懲戒解雇に限らず、就業規則がないのに従業員に懲戒処分をすることはできません。
訴えられたときには、不当な処分とされる可能性があります。
懲戒処分を行うためには、就業規則に定めが必要です。
・懲戒処分を行うことがある、ということ
・処分の種類(けん責、減給、出勤停止、諭旨解雇、懲戒解雇など)が定められていること
・どんな場合にどの処分となるのか、処分の事由が定められていること
また、その就業規則が従業員周知されていることも必要です。周知のしかたも決められています。(フジ興産事件(最高裁平成15年10月10日第二小法廷判決)
●助成金の申請ができない?
たとえば仕事と家庭の両立推進や、職場環境の改善等をすると受給できることがある『両立支援助成金』。
申請時には就業規則の添付が必須です。
●思わぬトラブルに!
3名の従業員が結婚したので、会社からお祝い金を出すことにした社長。でもAさんが社長に言いました。
「ほぼ同期のBさん(勤続10年)は3万円なのに、私(勤続9年11カ月)は1万円、しかも入社半年のCさんと私が同額だなんて・・・社長は私のことが嫌いなんですか?」
Aさんは悲しそうです。BさんとCさんも、気まずそうな顔をしています。
社長はこう思っていました。
『従業員に結婚祝い金を渡そう!』
『勤続10年以上は3万円、勤続10年未満は1万円にしよう』
でもそれはどこにも書いてありません。書いていなければ、当然誰もその気持ちを知りませんから、それぞれの人が独自の解釈をするしかないのです。
ルールや全員の共通理解がないために”不公平”や”不公平感”を生む事例はたくさん考えられます。それによって不信感が生まれたり、コミュニケーションが滞るかもしれません。
大きなトラブルも、小さな「勘違い」「ボタンの掛け違い」ではじまることが多いものです。
就業規則は、従業員のためだけでなく、従業員となんらかのトラブルに発展した際に会社を守る重要なツールにもなります。
就業規則 作成・改定はここから始まる
法律も変わるみたいだし、労働基準監督署の調査も不安だし、このままではまずいとよく聞くし、どうにかしなくちゃ・・・。

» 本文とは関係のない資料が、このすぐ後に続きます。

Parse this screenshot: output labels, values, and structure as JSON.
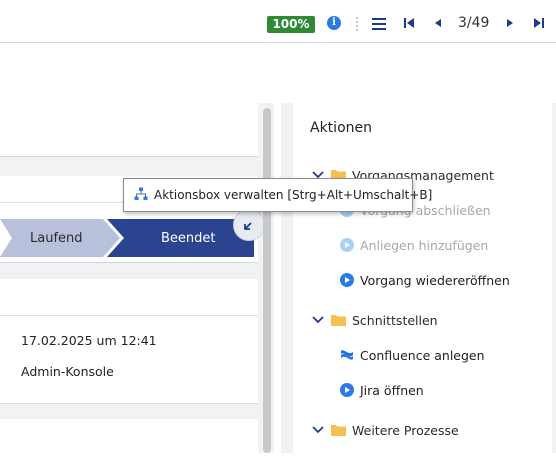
{
  "toolbar": {
    "zoom": "100%",
    "info_icon": "info-icon",
    "menu_icon": "hamburger-icon",
    "page_indicator": "3/49"
  },
  "process": {
    "steps": [
      {
        "label": "Laufend",
        "color": "#b8c0dc",
        "active": false
      },
      {
        "label": "Beendet",
        "color": "#2a4490",
        "active": true
      }
    ]
  },
  "details": {
    "date": "17.02.2025 um 12:41",
    "user": "Admin-Konsole"
  },
  "tooltip": {
    "text": "Aktionsbox verwalten [Strg+Alt+Umschalt+B]"
  },
  "actions": {
    "title": "Aktionen",
    "groups": [
      {
        "label": "Vorgangsmanagement",
        "items": [
          {
            "label": "Vorgang abschließen",
            "enabled": false,
            "icon": "play-icon"
          },
          {
            "label": "Anliegen hinzufügen",
            "enabled": false,
            "icon": "play-icon"
          },
          {
            "label": "Vorgang wiedereröffnen",
            "enabled": true,
            "icon": "play-icon"
          }
        ]
      },
      {
        "label": "Schnittstellen",
        "items": [
          {
            "label": "Confluence anlegen",
            "enabled": true,
            "icon": "confluence-icon"
          },
          {
            "label": "Jira öffnen",
            "enabled": true,
            "icon": "play-icon"
          }
        ]
      },
      {
        "label": "Weitere Prozesse",
        "items": []
      }
    ]
  },
  "colors": {
    "accent": "#1f3a8a",
    "success": "#2f8a35",
    "play_enabled": "#2c7be5",
    "play_disabled": "#a9d0f5",
    "folder": "#f4c04f"
  }
}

そう思っても、何から始めればよいのかわからないかもしれません。
就業規則があるかどうか。(ふるーーい就業規則が眠っていることもあります)
どのような法改正が行われているのか、いないのか。(数年前に作りなおしたから…と思っていても、法改正は次々に行われています)
「絶対的必要事項」はもれなく載っているか
現在の法律の最低基準をクリアしているか。(たとえば最低賃金は毎年検討されています)
会社や社員の実情に合っているかどうか。(業界等によって、載せたほうがよいと思う内容は異なるでしょう)
社内で、労務に関する不安や問題はないか。(トラブルの芽も、最初は小さいものです)
まず現実を知ることから始めてみることから始まります。
働く人ひとりひとりが声を出すようになりつつある時代です。
積極的に対応することが、会社と働く方々を守ることにつながるかもしれません。